Horeca: les grossistes demandent des perspectives

Les restaurants restent fermés pour le moment.

Le comité de concertation de cet après-midi donnera peut-être un calendrier. Tout le secteur attend. Les fournisseurs aussi. Certains n'ont que des restaurateurs comme clients. Et comme eux, ils désespèrent. Nous sommes allés à leur rencontre.

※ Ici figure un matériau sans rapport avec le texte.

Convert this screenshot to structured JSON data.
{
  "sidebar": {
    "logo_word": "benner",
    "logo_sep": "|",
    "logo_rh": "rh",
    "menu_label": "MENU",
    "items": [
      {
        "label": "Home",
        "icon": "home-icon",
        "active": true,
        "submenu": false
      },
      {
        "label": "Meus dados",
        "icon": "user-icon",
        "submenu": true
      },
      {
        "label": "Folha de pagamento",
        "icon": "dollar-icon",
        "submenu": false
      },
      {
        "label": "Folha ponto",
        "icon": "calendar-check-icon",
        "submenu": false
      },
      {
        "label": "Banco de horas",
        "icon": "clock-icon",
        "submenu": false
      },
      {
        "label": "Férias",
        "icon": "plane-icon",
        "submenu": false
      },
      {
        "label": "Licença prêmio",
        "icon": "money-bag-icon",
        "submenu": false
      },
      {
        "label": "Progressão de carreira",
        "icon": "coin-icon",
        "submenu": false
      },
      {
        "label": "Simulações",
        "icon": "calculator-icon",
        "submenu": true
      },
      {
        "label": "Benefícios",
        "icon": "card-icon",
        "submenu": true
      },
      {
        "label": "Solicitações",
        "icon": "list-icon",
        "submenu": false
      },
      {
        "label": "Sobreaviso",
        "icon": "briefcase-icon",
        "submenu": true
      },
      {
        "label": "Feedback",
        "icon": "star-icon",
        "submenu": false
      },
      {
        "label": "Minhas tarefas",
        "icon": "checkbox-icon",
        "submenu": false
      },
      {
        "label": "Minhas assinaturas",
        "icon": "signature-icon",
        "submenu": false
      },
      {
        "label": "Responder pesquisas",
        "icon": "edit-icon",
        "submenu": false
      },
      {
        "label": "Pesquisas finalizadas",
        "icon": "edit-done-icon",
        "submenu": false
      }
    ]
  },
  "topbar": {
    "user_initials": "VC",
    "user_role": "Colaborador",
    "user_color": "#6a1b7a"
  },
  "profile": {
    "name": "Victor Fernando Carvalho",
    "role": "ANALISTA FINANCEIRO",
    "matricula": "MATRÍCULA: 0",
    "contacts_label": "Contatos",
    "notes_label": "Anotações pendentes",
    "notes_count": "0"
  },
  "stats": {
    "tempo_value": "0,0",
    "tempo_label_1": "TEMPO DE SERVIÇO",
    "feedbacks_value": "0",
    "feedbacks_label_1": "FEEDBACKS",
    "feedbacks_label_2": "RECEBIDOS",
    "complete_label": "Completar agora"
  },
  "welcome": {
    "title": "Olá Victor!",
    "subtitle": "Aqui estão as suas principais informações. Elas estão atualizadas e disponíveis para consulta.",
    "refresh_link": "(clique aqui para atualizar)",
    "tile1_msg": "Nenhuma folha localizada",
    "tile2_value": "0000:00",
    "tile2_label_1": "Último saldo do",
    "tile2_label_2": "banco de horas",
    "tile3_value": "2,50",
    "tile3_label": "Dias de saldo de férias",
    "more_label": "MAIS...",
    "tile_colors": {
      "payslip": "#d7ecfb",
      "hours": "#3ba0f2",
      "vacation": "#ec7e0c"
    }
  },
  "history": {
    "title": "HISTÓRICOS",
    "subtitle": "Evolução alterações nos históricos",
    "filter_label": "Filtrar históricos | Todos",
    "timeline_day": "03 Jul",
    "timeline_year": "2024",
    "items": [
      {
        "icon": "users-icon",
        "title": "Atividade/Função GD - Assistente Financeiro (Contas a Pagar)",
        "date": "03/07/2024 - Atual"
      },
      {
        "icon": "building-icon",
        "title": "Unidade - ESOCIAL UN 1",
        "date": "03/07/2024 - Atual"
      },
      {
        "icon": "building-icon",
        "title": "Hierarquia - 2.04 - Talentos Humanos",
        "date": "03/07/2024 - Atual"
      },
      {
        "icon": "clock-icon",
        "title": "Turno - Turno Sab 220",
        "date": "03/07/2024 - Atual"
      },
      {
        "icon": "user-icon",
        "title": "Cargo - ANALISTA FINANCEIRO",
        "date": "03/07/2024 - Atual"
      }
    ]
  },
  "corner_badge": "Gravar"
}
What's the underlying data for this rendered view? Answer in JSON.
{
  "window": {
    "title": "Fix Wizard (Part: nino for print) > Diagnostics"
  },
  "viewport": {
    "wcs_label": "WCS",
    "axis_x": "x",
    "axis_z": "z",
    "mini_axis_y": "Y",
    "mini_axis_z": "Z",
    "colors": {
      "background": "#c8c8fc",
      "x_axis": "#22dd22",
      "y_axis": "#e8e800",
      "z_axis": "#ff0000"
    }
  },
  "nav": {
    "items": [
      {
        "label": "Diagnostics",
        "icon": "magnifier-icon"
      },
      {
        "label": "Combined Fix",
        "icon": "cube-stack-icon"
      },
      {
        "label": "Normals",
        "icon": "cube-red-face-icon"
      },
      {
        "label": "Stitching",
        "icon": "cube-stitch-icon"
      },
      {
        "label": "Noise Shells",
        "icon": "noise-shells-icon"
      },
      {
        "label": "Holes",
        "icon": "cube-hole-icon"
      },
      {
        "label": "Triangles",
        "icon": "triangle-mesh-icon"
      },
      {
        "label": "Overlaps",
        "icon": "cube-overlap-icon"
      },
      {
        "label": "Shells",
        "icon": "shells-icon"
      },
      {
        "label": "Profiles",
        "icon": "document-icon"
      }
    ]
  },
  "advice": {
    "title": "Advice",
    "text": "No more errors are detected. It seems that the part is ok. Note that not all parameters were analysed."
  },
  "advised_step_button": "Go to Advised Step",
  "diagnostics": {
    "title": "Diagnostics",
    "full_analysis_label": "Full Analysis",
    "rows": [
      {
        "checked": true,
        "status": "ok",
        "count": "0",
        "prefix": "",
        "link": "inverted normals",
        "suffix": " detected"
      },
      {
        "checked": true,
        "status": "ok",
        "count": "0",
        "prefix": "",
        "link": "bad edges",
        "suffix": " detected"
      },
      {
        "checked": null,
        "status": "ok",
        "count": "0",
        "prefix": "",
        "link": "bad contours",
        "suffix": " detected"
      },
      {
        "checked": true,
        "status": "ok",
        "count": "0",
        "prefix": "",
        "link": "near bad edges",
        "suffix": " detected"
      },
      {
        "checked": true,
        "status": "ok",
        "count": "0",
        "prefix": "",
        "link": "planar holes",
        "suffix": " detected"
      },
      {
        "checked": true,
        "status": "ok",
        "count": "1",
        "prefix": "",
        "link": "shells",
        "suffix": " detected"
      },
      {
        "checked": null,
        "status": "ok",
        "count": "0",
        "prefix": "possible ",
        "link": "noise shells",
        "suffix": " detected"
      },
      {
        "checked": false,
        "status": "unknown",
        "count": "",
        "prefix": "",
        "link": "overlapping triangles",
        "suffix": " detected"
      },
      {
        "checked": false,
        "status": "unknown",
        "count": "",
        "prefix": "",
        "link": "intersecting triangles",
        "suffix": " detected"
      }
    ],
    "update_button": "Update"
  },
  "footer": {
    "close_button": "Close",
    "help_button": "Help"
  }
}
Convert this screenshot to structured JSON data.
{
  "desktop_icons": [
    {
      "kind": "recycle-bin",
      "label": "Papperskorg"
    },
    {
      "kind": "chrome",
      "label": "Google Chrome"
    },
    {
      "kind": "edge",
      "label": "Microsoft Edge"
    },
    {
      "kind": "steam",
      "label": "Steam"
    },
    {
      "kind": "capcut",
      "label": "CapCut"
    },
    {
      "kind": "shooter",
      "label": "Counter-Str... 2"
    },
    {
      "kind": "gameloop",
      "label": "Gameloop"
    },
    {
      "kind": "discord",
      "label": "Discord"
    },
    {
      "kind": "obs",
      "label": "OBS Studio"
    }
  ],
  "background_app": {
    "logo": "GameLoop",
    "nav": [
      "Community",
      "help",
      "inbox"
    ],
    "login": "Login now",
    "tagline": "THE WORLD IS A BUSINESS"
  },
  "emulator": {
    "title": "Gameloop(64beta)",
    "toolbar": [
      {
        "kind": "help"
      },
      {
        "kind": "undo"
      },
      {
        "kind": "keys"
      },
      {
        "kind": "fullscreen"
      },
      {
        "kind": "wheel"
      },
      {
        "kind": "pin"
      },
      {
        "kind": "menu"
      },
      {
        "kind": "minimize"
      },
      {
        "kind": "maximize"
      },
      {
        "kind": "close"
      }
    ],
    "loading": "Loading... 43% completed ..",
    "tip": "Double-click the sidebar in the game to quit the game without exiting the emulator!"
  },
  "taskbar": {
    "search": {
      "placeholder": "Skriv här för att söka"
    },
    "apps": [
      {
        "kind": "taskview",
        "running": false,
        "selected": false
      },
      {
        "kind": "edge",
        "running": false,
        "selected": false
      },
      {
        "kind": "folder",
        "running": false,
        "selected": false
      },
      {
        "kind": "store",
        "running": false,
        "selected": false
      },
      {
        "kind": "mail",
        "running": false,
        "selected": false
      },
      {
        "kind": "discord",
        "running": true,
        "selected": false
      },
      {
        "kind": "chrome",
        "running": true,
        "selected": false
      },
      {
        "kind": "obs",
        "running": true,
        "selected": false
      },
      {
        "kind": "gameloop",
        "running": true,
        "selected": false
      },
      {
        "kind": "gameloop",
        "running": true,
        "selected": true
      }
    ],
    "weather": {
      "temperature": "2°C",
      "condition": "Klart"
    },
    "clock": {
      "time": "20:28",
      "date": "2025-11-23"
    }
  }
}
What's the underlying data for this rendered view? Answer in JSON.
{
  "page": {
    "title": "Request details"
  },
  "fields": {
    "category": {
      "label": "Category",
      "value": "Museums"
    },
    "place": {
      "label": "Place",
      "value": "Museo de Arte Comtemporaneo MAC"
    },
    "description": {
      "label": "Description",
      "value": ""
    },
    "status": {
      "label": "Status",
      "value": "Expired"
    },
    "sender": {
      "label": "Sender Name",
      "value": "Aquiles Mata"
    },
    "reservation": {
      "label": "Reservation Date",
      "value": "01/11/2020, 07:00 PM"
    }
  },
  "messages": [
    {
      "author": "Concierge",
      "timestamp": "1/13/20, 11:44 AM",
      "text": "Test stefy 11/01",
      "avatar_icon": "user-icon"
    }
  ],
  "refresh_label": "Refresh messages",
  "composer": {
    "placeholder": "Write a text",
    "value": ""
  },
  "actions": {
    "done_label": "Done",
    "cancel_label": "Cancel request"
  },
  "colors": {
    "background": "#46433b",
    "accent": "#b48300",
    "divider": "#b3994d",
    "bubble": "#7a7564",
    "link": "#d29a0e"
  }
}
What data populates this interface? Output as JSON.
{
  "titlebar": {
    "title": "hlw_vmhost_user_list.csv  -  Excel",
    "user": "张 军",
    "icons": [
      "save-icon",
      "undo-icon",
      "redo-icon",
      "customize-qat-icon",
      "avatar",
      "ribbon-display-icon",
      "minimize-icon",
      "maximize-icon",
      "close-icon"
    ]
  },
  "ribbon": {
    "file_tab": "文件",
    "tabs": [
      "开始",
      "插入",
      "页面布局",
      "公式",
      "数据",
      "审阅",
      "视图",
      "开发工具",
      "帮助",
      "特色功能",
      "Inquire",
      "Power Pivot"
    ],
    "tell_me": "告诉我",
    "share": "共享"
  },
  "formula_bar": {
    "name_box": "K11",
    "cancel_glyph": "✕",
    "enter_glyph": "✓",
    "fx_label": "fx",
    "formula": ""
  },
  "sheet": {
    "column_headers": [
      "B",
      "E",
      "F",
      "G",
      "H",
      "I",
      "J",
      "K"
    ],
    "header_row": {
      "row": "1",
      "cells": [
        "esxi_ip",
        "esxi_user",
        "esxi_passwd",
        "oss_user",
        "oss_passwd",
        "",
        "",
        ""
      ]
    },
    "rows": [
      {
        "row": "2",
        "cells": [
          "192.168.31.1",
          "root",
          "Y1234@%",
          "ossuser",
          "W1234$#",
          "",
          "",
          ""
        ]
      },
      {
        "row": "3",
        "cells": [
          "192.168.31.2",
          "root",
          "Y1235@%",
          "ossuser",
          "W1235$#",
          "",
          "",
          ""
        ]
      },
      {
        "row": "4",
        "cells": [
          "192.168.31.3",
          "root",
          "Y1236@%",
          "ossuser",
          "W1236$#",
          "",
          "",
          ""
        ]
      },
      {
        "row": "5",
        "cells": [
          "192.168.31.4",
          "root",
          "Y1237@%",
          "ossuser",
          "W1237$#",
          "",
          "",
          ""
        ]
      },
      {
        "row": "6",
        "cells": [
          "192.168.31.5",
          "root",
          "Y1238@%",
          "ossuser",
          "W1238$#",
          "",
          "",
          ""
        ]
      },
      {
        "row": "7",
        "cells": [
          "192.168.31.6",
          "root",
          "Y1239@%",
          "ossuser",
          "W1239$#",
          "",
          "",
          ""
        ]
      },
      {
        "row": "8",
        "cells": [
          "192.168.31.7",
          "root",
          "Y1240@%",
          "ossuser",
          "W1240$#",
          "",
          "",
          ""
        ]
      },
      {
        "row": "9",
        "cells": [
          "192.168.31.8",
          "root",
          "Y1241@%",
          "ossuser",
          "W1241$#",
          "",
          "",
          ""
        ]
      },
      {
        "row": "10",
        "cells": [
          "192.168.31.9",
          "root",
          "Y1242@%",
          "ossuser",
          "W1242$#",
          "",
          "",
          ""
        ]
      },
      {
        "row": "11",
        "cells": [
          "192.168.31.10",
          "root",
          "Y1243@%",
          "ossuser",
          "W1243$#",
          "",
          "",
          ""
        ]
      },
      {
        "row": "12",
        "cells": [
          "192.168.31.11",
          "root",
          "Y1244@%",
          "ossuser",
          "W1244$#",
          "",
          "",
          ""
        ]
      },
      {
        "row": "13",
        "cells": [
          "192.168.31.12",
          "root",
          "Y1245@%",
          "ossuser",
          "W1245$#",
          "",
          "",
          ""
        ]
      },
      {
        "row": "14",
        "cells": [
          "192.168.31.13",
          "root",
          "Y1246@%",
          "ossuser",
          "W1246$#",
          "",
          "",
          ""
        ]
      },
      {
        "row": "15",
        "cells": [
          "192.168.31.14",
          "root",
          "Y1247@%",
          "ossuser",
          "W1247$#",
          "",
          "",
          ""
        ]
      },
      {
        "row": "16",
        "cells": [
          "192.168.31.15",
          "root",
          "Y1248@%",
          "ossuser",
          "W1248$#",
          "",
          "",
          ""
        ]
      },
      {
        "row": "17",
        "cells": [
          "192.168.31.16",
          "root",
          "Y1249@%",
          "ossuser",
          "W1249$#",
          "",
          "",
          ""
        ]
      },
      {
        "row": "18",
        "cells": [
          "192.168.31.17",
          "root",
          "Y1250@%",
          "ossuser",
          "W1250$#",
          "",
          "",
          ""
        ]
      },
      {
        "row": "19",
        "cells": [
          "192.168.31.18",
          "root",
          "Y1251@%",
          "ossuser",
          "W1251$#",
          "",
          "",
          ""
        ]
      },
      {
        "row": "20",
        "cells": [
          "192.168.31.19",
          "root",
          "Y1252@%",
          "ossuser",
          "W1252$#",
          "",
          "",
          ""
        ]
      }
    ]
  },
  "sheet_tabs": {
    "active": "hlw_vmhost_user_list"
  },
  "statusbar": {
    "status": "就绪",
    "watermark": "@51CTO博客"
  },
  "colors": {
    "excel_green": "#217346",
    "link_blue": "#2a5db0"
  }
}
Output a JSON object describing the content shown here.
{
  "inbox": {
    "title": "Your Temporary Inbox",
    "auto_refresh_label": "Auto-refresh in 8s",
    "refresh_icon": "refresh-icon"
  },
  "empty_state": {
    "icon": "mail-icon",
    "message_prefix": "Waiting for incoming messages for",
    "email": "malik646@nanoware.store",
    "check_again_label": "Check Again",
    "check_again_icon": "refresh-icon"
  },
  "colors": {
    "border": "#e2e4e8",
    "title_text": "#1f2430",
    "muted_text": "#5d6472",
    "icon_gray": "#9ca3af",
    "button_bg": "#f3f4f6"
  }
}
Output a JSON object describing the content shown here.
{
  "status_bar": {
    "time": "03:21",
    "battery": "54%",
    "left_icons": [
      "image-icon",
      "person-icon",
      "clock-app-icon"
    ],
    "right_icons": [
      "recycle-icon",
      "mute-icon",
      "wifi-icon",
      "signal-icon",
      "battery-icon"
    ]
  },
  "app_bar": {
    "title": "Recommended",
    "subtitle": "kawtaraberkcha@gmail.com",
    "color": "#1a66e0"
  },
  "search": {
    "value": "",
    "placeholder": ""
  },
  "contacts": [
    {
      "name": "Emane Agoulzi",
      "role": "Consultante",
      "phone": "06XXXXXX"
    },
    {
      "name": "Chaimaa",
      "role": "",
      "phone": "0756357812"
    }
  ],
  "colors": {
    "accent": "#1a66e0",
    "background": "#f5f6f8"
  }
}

On se retrouve avec des produits qui ne se vendent plus et qu'on doit jeter

Une boucherie bien fournie, des centaines de paquets de pâtes ou encore des macarons pour le dessert. Dans ce grand magasin de la région liégeoise, les clients sont principalement des restaurateurs. Alors, depuis la fermeture de l'horeca, certains produits restent en rayon. Olivier Rémy, grossiste: "Le fait que les restaurateurs ne soient pas ouverts, même s'il y a le take away, on se retrouve avec des produits qui ne tournent plus, qui ne se vendent plus, et là, on est obligés de faire des prix, de liquider ces produits, de faire des ristournes, voire de les donner à des associations qui redistribuent à des gens dans le besoin. Dans le pire des cas, on les jette, ce qui fait des pertes. Un exemple, l'assortiment de petits pains que les restaurateurs mettent sur la table et qui arrivent à date. Encore une fois, ça va aller aux associations, ou ce sera détruit".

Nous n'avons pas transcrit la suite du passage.